A Life Beyond the Fac(t)s: Deleuze Now

  • facs of life 22

Past Event


This event was on Sat 31 October, 11.30am–6pm

On the 20th anniversary of Gilles Deleuze’s passing, this day of screenings, readings and discussion is an extended investigation of the influential French philosopher’s relationship to cinema and pedagogy. Presented by filmmakers and artists Silvia Maglioni and Graeme Thomson, the event begins with their essay film Facs of Life (2009). The film draws on encounters with a number of the thinker’s former students, navigating between the terrains of documentary, fiction and essay to explore aspects of Deleuze’s philosophical legacy. The screening is followed by a panel discussion with guests on his continued influence, considering the reception, transmission and translation of knowledge, and the archive as a space of contamination – a living entity. The afternoon will also feature excerpts from Through the Letterbox, an ongoing project where Maglioni and Thomson refilm and subtitle the video archives of Deleuze’s seminars at Vincennes, originally shot by Marielle Burkhalter in the 1970s, reframing them in 16/9 letterbox format as though envisioning a cinematic “chance” for thought and for these images of a lost pedagogy.

Featuring William Brown, co-editor of Deleuze and Film, and Jean-Pierre Rehm, Director of the FIDMarseille-International Film Festival Marseille.

Supported by the Institut français du Royaume-Uni.

IF_Logo Royaume-Uni-Quadri

Biographies

The work of Graeme Thomson (UK) and Silvia Maglioni (IT) uses numerous interconnected forms and media, including film, exhibition, sound and video installation, performances, radio broadcasts, experimental workshops and books. Their projects often make use of cinema to reactivate lost or forgotten archives and histories and to create experimental modes of collective engagement with contemporary thought and politics.. Their work has been widely presented at international film festivals, museums and art galleries. Silvia Maglioni & Graeme Thomson are currently artists in residence at Les Laboratories d’Aubervilliers where they are developing a new project, “common infra/ctions”.

Further details

Facs of Life (Graeme Thomson & Silvia Maglioni, HDV, 116 mns., 2009)

A documentary, work of  fiction and essay film, Facs of Life maps several trajectories of life and thought, beginning from a series of encounters:with video footage of Gilles Deleuze’s courses at Vincennes (1975-76),with a number of students who attended the seminar and who appear in these images, with the woods where the university buildings once stood, and with students of the new university at St Denis; The eight plateaus that compose the film each fall under a key concept-word that defines the territory of each student’s relationship to Deleuze’s thought and the nature of the filmmakers’ encounter with them. Facs of Life has been screened at numerous film festivals including FID-MARSEILLE, BAFICI, JIHLAVA, Il Vento del Cinema as well as museums and art spaces including Tate Britain, Serralves, Anthology Film Archives, Ludwig Museum, Castello di Rivoli.

Reading Room

For Sat 31 October and Sun 1 November, Graeme Thomson & Silvia Maglioni install their work Leanings in the Reading Room.

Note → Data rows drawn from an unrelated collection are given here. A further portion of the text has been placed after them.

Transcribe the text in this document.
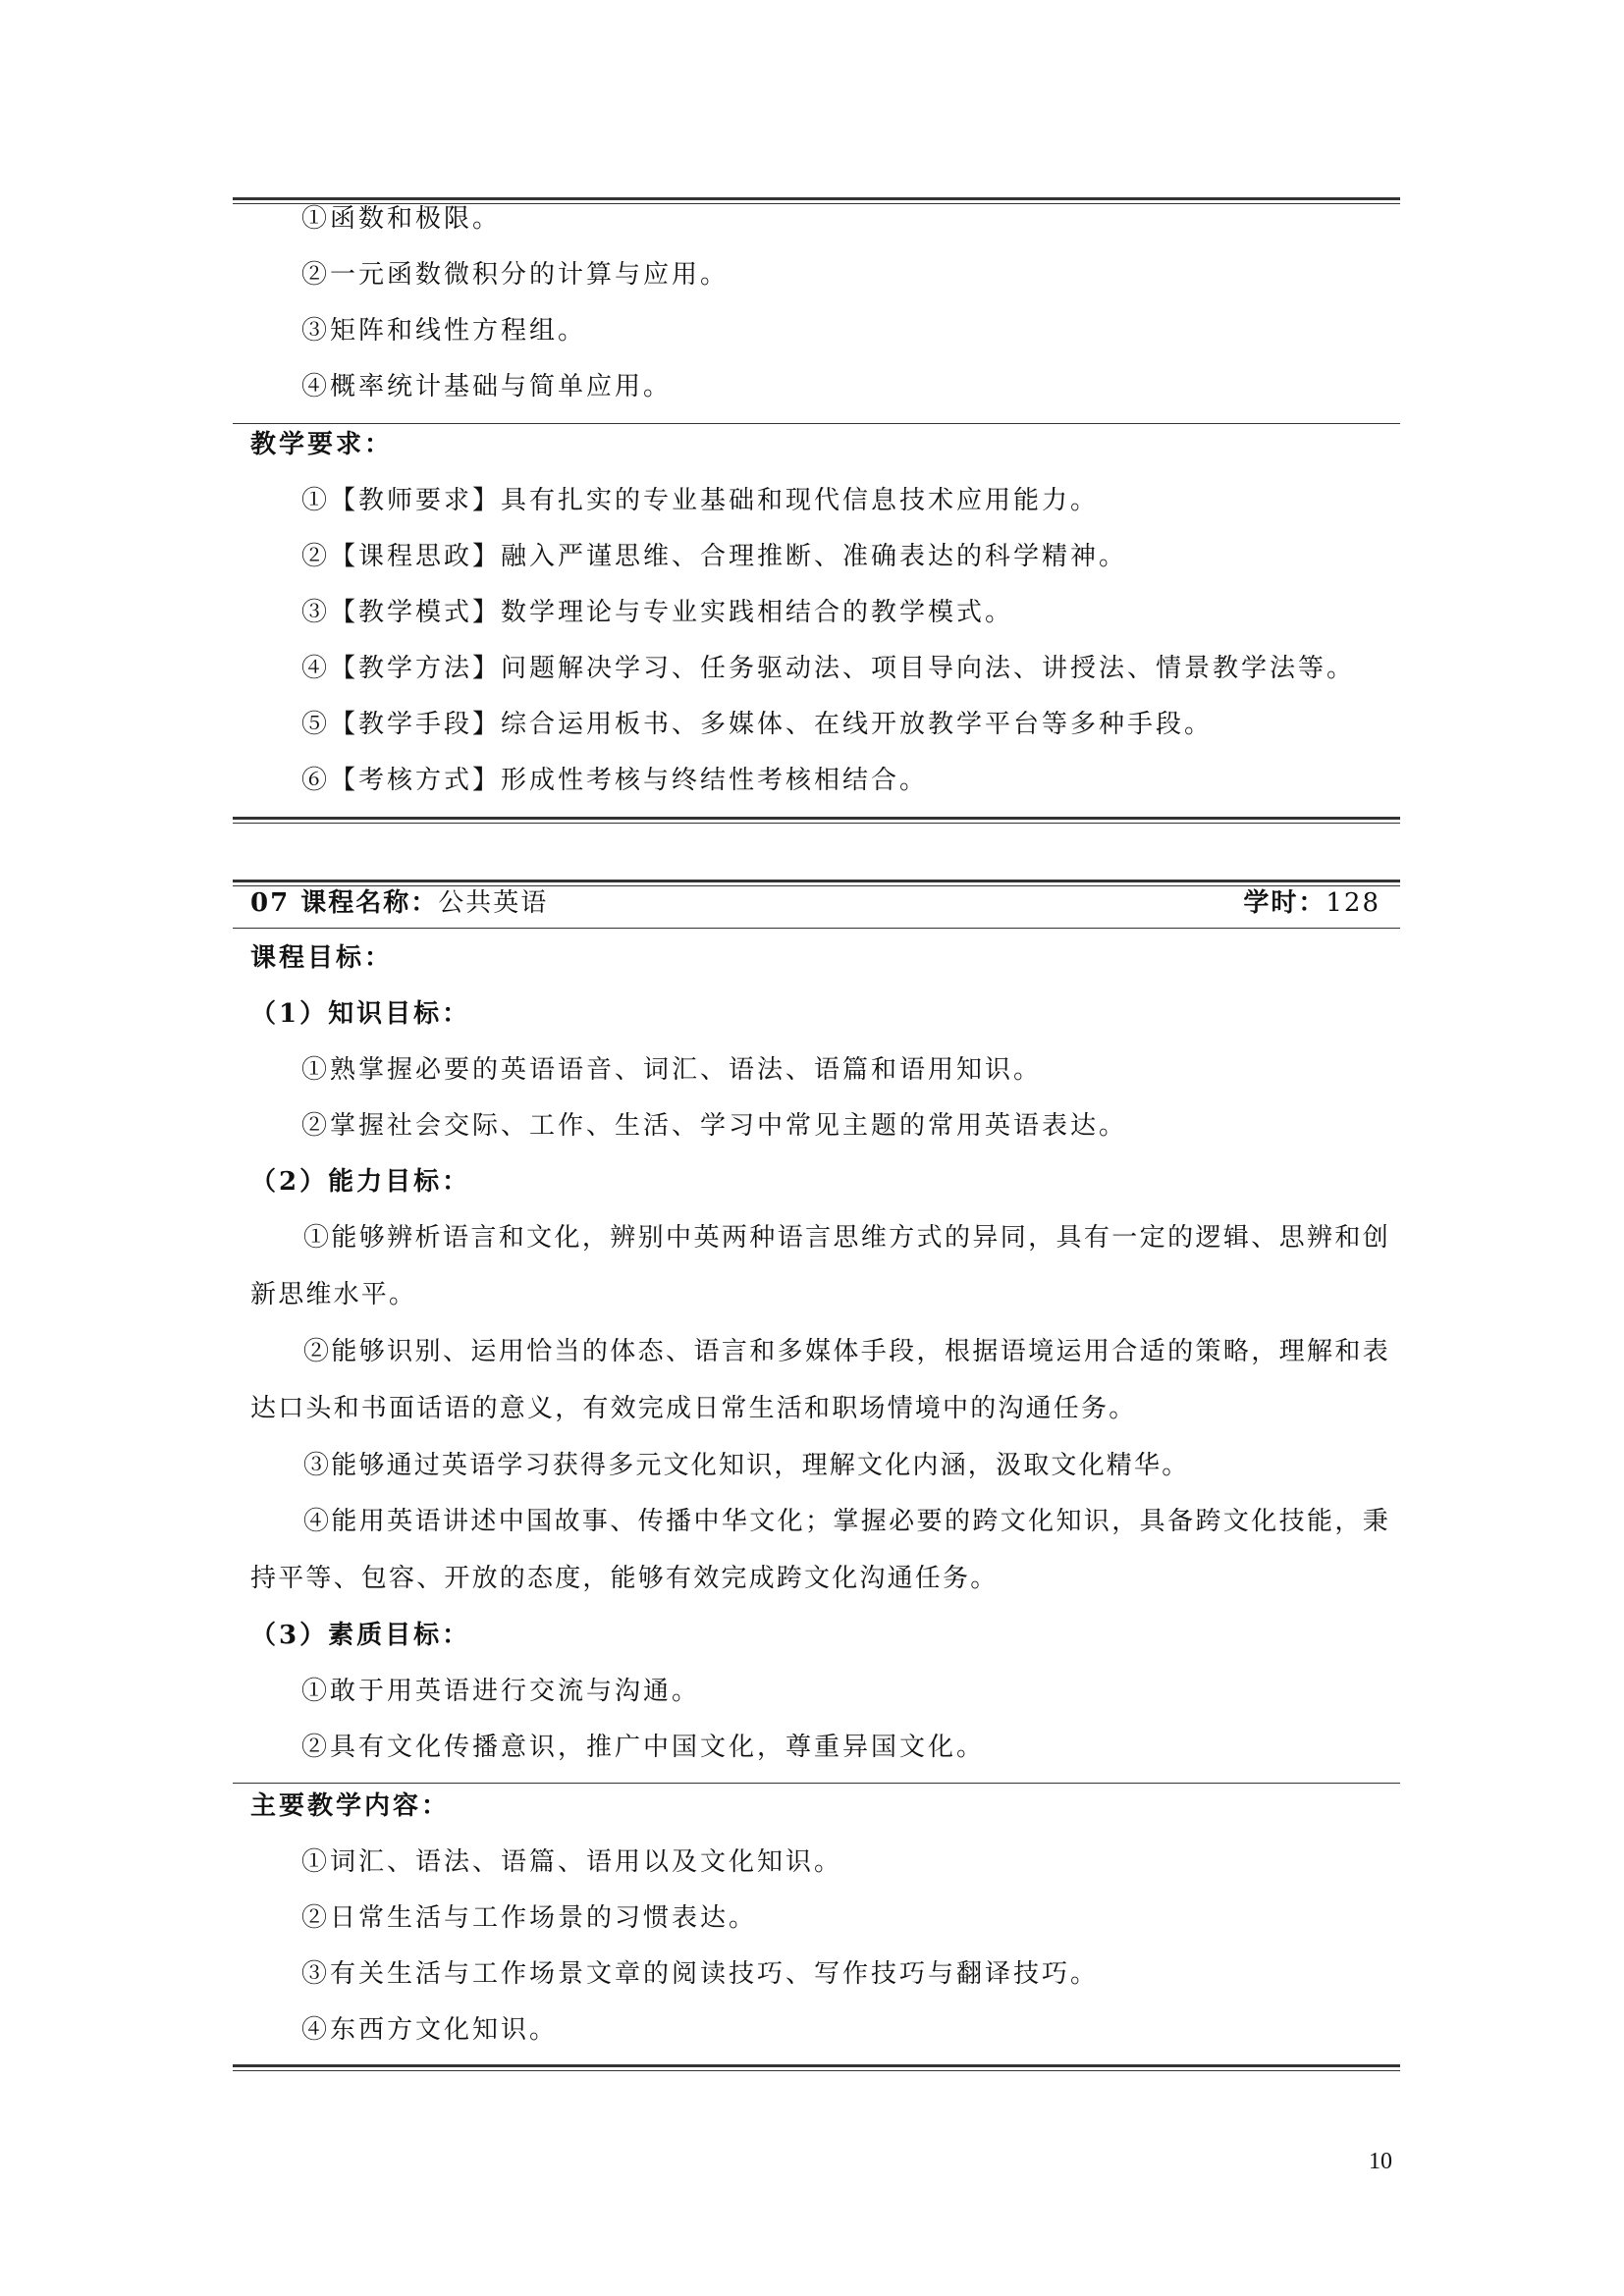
①函数和极限。
②一元函数微积分的计算与应用。
③矩阵和线性方程组。
④概率统计基础与简单应用。
教学要求：
①【教师要求】具有扎实的专业基础和现代信息技术应用能力。
②【课程思政】融入严谨思维、合理推断、准确表达的科学精神。
③【教学模式】数学理论与专业实践相结合的教学模式。
④【教学方法】问题解决学习、任务驱动法、项目导向法、讲授法、情景教学法等。
⑤【教学手段】综合运用板书、多媒体、在线开放教学平台等多种手段。
⑥【考核方式】形成性考核与终结性考核相结合。
07 课程名称：公共英语	学时：128
课程目标：
（1）知识目标：
①熟掌握必要的英语语音、词汇、语法、语篇和语用知识。
②掌握社会交际、工作、生活、学习中常见主题的常用英语表达。
（2）能力目标：
①能够辨析语言和文化，辨别中英两种语言思维方式的异同，具有一定的逻辑、思辨和创新思维水平。
②能够识别、运用恰当的体态、语言和多媒体手段，根据语境运用合适的策略，理解和表达口头和书面话语的意义，有效完成日常生活和职场情境中的沟通任务。
③能够通过英语学习获得多元文化知识，理解文化内涵，汲取文化精华。
④能用英语讲述中国故事、传播中华文化；掌握必要的跨文化知识，具备跨文化技能，秉持平等、包容、开放的态度，能够有效完成跨文化沟通任务。
（3）素质目标：
①敢于用英语进行交流与沟通。
②具有文化传播意识，推广中国文化，尊重异国文化。
主要教学内容：
①词汇、语法、语篇、语用以及文化知识。
②日常生活与工作场景的习惯表达。
③有关生活与工作场景文章的阅读技巧、写作技巧与翻译技巧。
④东西方文化知识。
10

Graeme Thomson & Silvia Maglioni
Leanings, 2015
3-screen installation (HD monitors, DVD players)

Leanings combines rushes from Thomson and Maglioni’s Facs of Life, which the filmmakers describe as being “with and between Gilles Deleuze and his students”, and Through the Letterbox, an ongoing project of refilming and reframing the video archive of Deleuze at Vincennes (originally shot by Marielle Burkhalter in 1975-76). Each component of the installation presents a form of leaning, whether upon, over, towards or away from, and sometimes combing all of these inclinations. In “To the Desiring Machines” a lone figure leans precariously out towards the rush of oncoming traffic as he reads passages from Deleuze and Guattari’s Anti-Oedipus. In “Through the Letterbox”, Deleuze, amid myriad other matters, speaks of the micropolitics of borders and the leanings of mosquitos towards the outside edge of the swarm. In “The Digital Cahier (Points of Present, Sheets of Past)”, both the camera and composer Pascale Criton lean over her meticulously arranged notebooks from Deleuze’s seminar as she talks about how her leanings towards his thought have affected her music. Taken together, the three components of Leanings constitute a reflection on the multiple links between leaning and learning and open up a space of multi-directional transmission far from standard pedagogical models.